Calculating the Rate of Return on Investments

Let's say you invest \$100 in stock, which is called your capital. One year later, your investment yields \$110. What is the rate of return of your investment? We calculate it by using the following formula:

((Return - Capital) / Capital) × 100% = Rate of Return

Therefore,

((\$110 - \$100) / \$100) × 100% = 10%

Your rate of return is 10%.

There are two ways to measure the rate of return on an investment.

Average annual rate of return (also known as average annual arithmetic return)
Compound rate of return (also called average annual geometric return)

A simple example below will show what these two yardsticks measure.

You initially invest \$100. One year later, your investment grows to \$200 in value. The year after that, the investment drops back to \$100. The rate of return after the first year is

((Return - Capital) / Capital) × 100% = Rate of Return

((\$200 - \$100) / \$100) × 100% = 100%

The rate of return after the second year is

((\$100 - \$200) / \$200) × 100% = -50%

By using the formulas for calculating the average annual rate of return, we get a percentage that measures gains accurately over only a short period. Whereas, the geometric or compound rate of return is a better yardstick to measure your investment over the long run. The arithmetic mean or average return should be used to calculate return on investment only in the short-term.

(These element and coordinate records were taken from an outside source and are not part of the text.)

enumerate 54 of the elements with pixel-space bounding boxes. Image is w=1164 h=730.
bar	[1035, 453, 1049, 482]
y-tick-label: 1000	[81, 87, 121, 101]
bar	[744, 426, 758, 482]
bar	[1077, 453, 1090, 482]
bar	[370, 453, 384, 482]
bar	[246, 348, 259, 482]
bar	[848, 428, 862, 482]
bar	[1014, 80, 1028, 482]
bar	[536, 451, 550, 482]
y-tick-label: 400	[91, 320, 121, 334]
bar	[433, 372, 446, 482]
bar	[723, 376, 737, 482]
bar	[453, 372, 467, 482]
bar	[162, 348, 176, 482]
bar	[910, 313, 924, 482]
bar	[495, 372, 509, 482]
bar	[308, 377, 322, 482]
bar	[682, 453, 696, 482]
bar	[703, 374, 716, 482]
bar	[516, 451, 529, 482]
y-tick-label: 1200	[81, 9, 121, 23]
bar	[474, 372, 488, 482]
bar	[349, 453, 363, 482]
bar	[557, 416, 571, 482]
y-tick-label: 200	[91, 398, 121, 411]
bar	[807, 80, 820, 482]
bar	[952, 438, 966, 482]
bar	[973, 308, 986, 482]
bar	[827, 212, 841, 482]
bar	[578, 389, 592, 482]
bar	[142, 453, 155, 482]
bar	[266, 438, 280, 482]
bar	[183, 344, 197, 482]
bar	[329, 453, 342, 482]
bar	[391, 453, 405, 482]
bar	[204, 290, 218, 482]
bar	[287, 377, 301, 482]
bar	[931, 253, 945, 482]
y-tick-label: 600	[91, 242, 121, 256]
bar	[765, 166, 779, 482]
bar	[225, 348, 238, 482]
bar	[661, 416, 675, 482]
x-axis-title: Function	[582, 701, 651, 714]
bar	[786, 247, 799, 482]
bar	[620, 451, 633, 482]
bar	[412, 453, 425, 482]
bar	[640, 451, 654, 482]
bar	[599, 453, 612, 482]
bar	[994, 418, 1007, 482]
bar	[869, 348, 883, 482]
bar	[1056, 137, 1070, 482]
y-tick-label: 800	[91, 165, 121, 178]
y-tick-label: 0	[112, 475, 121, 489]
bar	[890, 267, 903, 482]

Average annual return (arithmetic mean) = (Rate of Return for Year 1 + Rate of Return for Year 2) / 2 = (100% + (-50%)) / 2 = 25% (Arithmetic return = 25%)
Compound return (geometric mean) = (capital / return) ^ (1 / n) - 1 where n = number of years. The formula is (100 / 100) ^ .5 - 1 = 0%. (Geometric return = 0%)

Note : Mutual fund managers report the average annual rate of return (arithmetic) on the investments they manage. As shown in the above example, the arithmetic return of the investment is 25%, even though the value of the investment is the same as it was two years ago. Thus, mutual fund reports are somewhat deceptive.